Il nuovo materiale è eco-compatibile, biodegradabile e riutilizza scarti alimentari non edibili. Persino il procedimento con il quale viene fatto è ecosostenibile.
Niente a che vedere, però, con bioplastiche poco resistenti o coi materiali tipo il mater-bi, perché SPlastica resiste a temperature altissime, fino ai 60 gradi, o bassissime (fino a meno 196 gradi centigradi) e l’utilizzo è garantito per 18 mesi.

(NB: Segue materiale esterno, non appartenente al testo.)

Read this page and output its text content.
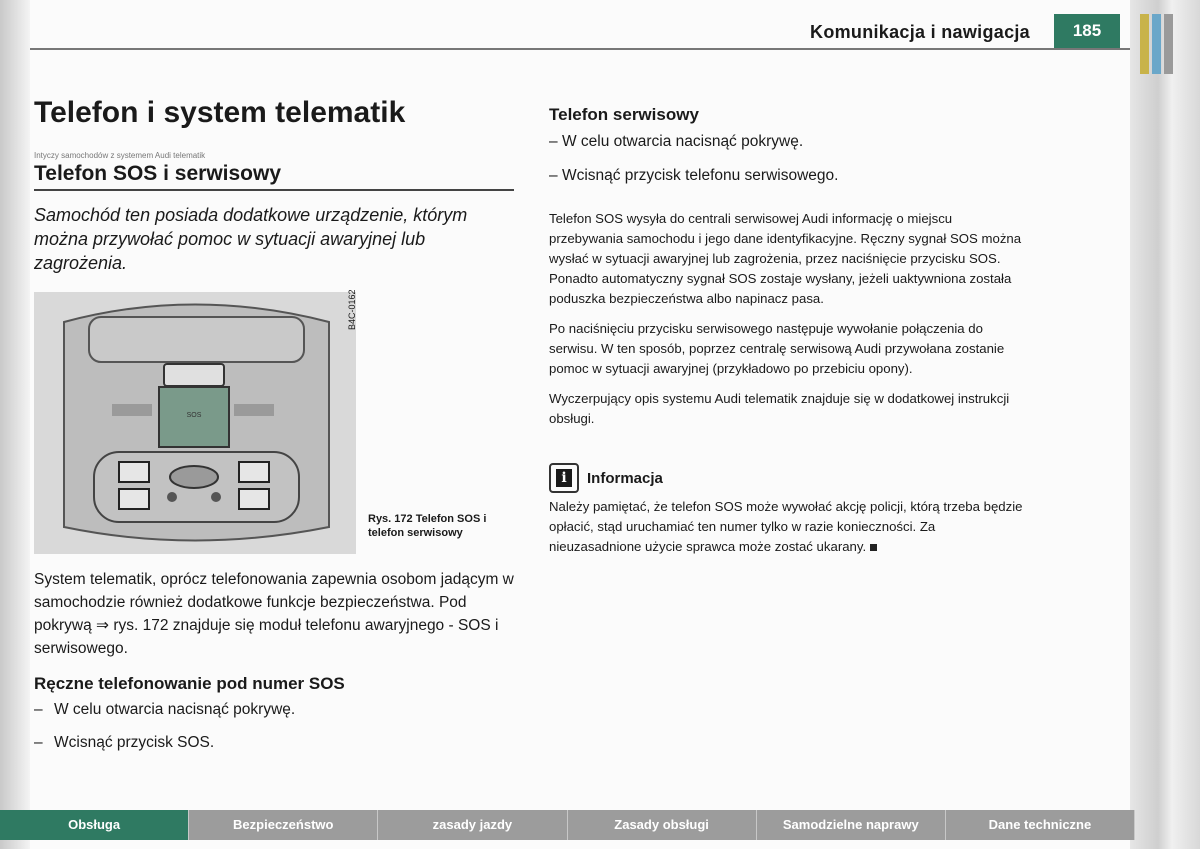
Komunikacja i nawigacja	185
Telefon i system telematik
Intyczy samochodów z systemem Audi telematik
Telefon SOS i serwisowy
Samochód ten posiada dodatkowe urządzenie, którym można przywołać pomoc w sytuacji awaryjnej lub zagrożenia.
SOS
B4C-0162
Rys. 172 Telefon SOS i telefon serwisowy
System telematik, oprócz telefonowania zapewnia osobom jadącym w samochodzie również dodatkowe funkcje bezpieczeństwa. Pod pokrywą ⇒ rys. 172 znajduje się moduł telefonu awaryjnego - SOS i serwisowego.
Ręczne telefonowanie pod numer SOS
– W celu otwarcia nacisnąć pokrywę.
– Wcisnąć przycisk SOS.
Telefon serwisowy
– W celu otwarcia nacisnąć pokrywę.
– Wcisnąć przycisk telefonu serwisowego.

Telefon SOS wysyła do centrali serwisowej Audi informację o miejscu przebywania samochodu i jego dane identyfikacyjne. Ręczny sygnał SOS można wysłać w sytuacji awaryjnej lub zagrożenia, przez naciśnięcie przycisku SOS. Ponadto automatyczny sygnał SOS zostaje wysłany, jeżeli uaktywniona została poduszka bezpieczeństwa albo napinacz pasa.

Po naciśnięciu przycisku serwisowego następuje wywołanie połączenia do serwisu. W ten sposób, poprzez centralę serwisową Audi przywołana zostanie pomoc w sytuacji awaryjnej (przykładowo po przebiciu opony).

Wyczerpujący opis systemu Audi telematik znajduje się w dodatkowej instrukcji obsługi.

i	Informacja
Należy pamiętać, że telefon SOS może wywołać akcję policji, którą trzeba będzie opłacić, stąd uruchamiać ten numer tylko w razie konieczności. Za nieuzasadnione użycie sprawca może zostać ukarany.
Obsługa	Bezpieczeństwo	zasady jazdy	Zasady obsługi	Samodzielne naprawy	Dane techniczne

Ci si possono fare tazze, bicchieri o cucchiaini, a costi davvero accessibili.
Questo perché la materia di partenza è economica, si trova in grande quantità e ha un’ottima resa.
Ma c’è un’ulteriore voce di costo che viene abbattuta, quella relativa ai costi di smaltimento, che utilizzando la plastica derivata dal latte vengono praticamente annullati: un tappo fatto di questa bioplastica si degrada del cento per cento in soli 45 giorni.
Premiata dalla Regione Lazio come migliore start-up del 2018, la piccola impresa nata nell’incubatore della seconda università di Roma non intende fermarsi, ed è sicuramente uno degli esperimenti di bioplastica più interessanti degli ultimi tempi.